Blood donors report better health-related quality of life (HRQL) than non-donors. Likewise, donors reporting good health are less likely to stop donating and have a higher donation frequency. This is evidence of the healthy donor effect (HDE). This study is the first to investigate the impact of HRQL and depressive symptoms on subsequent donor career.

STUDY DESIGN AND METHODS

Prospective cohort study includes 102,065 participants from the Danish Blood Donor Study applying the 12-item short-form health survey (SF-12) measuring a mental (MCS) and a physical component score (PCS) and the Major Depression Inventory (MDI). Poisson and Cox regression models were used to assess the effect of SF-12 and MDI scores on donation frequency and donor cessation. Higher MCS/PCS scores indicate good HRQL, while higher MDI score indicates higher experience of depressive symptoms.

RESULTS

For both sexes, MCS was positively correlated with donation frequency for up to 5 years, and similarly for PCS among women. A negative correlation between MDI score and donation frequency in the year following assessment was observed only among men. No correlation was observed among women. An increase in both MCS and PCS was associated with a lower risk of donation cessation in both sexes, while an increase in MDI score was only associated with an increased risk of donation cessation in men.

CONCLUSION

MCS, PCS, and MDI score affect donor career. Thus, adjusting for donation frequency may reduce HDE-bias in donor health research. However, because of the small effect sizes, other ways of quantifying HDE may be beneficial.

摘要

背景

献血者报告的健康相关生活质量(HRQL)优于非献血者。同样,报告健康状况良好的献血者不太可能停止献血,并且献血频率更高。这就是健康献血者效应(HDE)的证据。
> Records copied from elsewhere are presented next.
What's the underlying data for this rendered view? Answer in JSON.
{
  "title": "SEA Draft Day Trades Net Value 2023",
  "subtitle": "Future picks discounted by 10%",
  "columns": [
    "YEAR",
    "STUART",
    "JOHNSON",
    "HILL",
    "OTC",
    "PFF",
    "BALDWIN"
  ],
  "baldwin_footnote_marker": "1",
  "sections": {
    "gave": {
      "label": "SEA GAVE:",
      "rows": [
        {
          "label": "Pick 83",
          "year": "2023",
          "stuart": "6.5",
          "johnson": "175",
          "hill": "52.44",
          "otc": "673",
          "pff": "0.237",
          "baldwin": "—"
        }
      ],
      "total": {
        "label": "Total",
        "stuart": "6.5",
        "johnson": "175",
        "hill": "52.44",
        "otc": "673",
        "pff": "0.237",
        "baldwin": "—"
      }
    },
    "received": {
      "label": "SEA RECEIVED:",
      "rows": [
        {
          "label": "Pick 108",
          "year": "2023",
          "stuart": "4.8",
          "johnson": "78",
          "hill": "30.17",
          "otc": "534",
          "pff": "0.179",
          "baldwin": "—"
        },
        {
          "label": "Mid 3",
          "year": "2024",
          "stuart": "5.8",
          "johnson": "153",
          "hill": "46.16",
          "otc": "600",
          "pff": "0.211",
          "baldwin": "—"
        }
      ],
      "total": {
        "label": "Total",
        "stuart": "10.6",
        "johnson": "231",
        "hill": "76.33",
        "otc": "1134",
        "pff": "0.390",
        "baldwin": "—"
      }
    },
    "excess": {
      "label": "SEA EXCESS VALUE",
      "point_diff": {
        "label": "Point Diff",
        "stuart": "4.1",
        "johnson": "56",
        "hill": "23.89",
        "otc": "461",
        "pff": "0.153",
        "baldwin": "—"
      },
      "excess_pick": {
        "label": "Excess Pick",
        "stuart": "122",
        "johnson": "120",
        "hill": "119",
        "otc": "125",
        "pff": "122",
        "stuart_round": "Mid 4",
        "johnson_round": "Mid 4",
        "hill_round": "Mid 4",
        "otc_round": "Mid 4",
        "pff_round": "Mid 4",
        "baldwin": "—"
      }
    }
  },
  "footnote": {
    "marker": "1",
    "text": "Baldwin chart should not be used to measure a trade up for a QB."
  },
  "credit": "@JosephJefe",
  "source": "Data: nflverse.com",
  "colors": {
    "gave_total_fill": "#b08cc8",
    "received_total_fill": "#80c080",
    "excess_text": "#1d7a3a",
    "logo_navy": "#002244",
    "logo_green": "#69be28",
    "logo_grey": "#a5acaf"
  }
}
这项研究首次调查了 HRQL 和抑郁症状对随后的献血者生涯的影响。

研究设计和方法

前瞻性队列研究包括来自丹麦献血者研究的 102065 名参与者,他们应用 12 项简短健康调查(SF-12)来衡量心理(MCS)和身体成分评分(PCS)和主要抑郁量表(MDI)。使用泊松和 Cox 回归模型评估 SF-12 和 MDI 评分对献血频率和献血者停止献血的影响。较高的 MCS/PCS 评分表示良好的 HRQL,而较高的 MDI 评分表示较高的抑郁症状体验。

结果

对于男性和女性,MCS 与最多 5 年内的献血频率呈正相关,而 PCS 也与女性的献血频率呈正相关。仅在男性中观察到评估后一年 MDI 评分与献血频率之间的负相关。在女性中未观察到相关性。MCS 和 PCS 的增加均与男性和女性的献血者停止献血的风险降低相关,而 MDI 评分的增加仅与男性的献血者停止献血的风险增加相关。

结论

MCS、PCS 和 MDI 评分会影响献血者的生涯。因此,调整献血频率可能会降低献血者健康研究中的 HDE 偏差。然而,由于效应量较小,其他量化 HDE 的方法可能会有所帮助。